Feeling he had nowhere to turn, Lindsey fled JBLM for upstate New York. He says he worked odd jobs and sought spiritual guidance before electing to turn himself in to military police on Tuesday, June 19. Since then, he joined up with activist organization March Forward!, which organized his press conference.
Lindsey says he was moved to speak out about his situation after learning he faced pretrial confinement for going AWOL. He also claims his confessions of “homicidal thoughts” to Madigan doctors are now being used against him in the military court system, as he faces charges of threatening a senior officer.

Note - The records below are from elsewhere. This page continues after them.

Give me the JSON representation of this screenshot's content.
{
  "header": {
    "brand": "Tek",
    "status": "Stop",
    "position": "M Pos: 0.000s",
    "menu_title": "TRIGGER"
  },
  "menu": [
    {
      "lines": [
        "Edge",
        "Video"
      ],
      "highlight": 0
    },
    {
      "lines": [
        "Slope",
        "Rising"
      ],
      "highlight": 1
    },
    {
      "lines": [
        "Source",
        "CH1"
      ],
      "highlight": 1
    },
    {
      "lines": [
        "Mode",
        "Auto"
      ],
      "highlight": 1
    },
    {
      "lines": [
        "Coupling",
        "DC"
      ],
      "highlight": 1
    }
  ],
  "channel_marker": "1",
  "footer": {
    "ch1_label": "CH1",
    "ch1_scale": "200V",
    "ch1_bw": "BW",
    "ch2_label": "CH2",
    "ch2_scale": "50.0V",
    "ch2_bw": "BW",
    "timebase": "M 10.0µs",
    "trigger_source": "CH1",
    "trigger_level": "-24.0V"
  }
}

Army spokesman Lt. Col. Gary Dangerfield confirms that Lindsey left the base without permission in March and returned voluntarily in late June. Dangerfield writes in an e-mail that “It is never justifiable to be absent without leave, even in the case of a medical emergency,” adding that Lindsey now faces loss of rank, forfeiture of pay, up to a year in prison, and dishonorable discharge from the service. Dangerfield declined to comment on Lindsey’s claims about PTSD treatment at JBLM, citing medical privacy laws.
Lindsey says he’s willing to own up to going AWOL, but he wants the world to know that the Army’s mental-health system needs a serious overhaul. “I just want to get help,” Lindsey says. “I just want light applied to this system. I want nothing monetary from the Army. I just want help.”